>________
>Charles: However, in Vol. III of Capital Marx also
>says:
>
>>"The ultimate reason for all
>>real crises always remains the
>>poverty and restricted consumption
>>of the masses as opposed to the
>>drive of captialist production to develop
>>the productive forces as though only
>>the absolute consuming power of
>>society constituted their outer limit "
>>(Capital vol. III, Moscow, 1959, pp.
>>472-73) ;
Charles, There are at least three places one can turn for an interpretation of this passage. Guglielmo Carchedi, Frontiers of Political Economy. Verso, Paul Mattick, Economic Crisis and Crisis Theory Adolph Lowe, Path of Economic Growth, p. 252
Lowe presents Marx's argument as one of capital shortage:
"The case for a capital shortage found its strongest expression in Marx. However it was no longer considered that a deficiency of circulating capital in the form of an alleged wage fund caused the trouble, but rather a shortage of *fixed* capital. Ricardo had already discovered that it was somehow easier to absorb the displaced workers in 'menial services' than in industrial production. Now Marx offered an explicit argument. To find productive employment for the displaced, new working places--plant and equipment--have to be provided. This requires a process of saving and investment which is by no means automaticaly assured by the existence of idle facotrs or even surplus profits of the technical pioneers."
Lowe then reasons:
increasing capital intensity/increasing capital per worker->bottleneck of capital formations requiring steadily increasing rates of investment or the continuing lengthening of the adjustment period->high unemployment during the adjustment period or the absorption of workers in low paying menial services->downward pressure on the wage level and on aggregate consumption->cumulative deflation or cyclical downswing.

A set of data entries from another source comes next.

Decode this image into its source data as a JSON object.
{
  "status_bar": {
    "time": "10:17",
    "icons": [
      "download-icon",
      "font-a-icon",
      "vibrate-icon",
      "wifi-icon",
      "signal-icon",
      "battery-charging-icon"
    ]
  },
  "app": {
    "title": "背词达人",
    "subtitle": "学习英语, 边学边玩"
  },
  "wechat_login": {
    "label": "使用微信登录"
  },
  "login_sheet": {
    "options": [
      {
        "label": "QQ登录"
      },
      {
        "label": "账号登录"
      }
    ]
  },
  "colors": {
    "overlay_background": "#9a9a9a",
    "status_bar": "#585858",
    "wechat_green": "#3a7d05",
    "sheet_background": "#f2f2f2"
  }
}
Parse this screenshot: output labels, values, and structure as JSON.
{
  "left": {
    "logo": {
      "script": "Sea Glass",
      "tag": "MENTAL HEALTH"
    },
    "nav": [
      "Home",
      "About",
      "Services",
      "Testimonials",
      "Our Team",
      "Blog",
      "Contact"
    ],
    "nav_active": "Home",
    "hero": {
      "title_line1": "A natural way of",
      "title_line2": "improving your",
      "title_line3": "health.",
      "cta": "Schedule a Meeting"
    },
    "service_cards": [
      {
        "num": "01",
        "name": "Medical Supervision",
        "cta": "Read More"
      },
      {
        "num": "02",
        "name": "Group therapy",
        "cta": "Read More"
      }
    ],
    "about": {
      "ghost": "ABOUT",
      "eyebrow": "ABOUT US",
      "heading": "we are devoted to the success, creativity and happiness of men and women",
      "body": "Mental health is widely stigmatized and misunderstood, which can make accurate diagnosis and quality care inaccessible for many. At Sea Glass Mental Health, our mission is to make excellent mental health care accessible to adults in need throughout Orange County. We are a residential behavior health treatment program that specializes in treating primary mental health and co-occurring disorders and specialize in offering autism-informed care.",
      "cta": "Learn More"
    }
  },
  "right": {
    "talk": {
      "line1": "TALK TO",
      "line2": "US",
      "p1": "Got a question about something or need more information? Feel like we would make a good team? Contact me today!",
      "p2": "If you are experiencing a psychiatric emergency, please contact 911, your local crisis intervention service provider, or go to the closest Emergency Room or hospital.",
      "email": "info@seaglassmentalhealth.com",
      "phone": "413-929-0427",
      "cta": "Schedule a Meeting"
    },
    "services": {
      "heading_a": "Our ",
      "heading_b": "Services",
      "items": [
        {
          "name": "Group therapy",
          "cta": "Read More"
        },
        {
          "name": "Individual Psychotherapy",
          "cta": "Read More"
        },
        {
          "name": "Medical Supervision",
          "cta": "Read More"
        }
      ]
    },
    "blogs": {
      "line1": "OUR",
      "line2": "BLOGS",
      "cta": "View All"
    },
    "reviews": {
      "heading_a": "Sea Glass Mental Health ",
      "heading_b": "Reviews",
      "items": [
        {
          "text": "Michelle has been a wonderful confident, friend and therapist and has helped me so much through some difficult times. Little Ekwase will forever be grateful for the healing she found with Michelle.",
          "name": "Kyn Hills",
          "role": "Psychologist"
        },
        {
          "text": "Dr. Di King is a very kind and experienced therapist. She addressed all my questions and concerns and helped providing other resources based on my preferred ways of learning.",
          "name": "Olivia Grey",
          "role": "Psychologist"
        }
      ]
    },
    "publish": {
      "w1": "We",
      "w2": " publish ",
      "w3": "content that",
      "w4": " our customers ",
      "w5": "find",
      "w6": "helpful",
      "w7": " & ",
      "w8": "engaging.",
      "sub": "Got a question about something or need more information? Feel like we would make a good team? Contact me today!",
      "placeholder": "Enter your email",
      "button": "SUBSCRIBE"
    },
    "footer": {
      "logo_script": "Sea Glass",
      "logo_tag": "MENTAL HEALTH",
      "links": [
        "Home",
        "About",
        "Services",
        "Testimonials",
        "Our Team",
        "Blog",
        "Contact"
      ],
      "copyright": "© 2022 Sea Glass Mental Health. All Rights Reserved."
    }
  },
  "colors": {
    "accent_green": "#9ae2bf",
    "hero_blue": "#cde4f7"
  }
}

The proximate cause of crisis is thus indeed the poverty and the limited consumption of the masses. But the chain begins with a shortage of surplus value in the short and perhaps even long term with which to purchase additional fixed capital.
In Malthus time there was a technical inability to produce additional fixed capital with which to absorb the growing proletariat (there was insufficient technical development of the means by which to produce means of production with which to absorb additional workers)--hence, his fear of overpopulation.
The problem Marx theorizes is the opposite. There is now an enormous amount of fixed capital per worker, so enormous that an insufficient mass of surplus value can be extorted from these workers for the purchase of additional fixed capital. Moreover it may not even be profitable to further capitalize production given the amount of surplus value which can be extorted from relatively fewer workers. Now there is the absurd juxtaposition of idle capital and idle workers and the real threat of runaway cumulative deflation.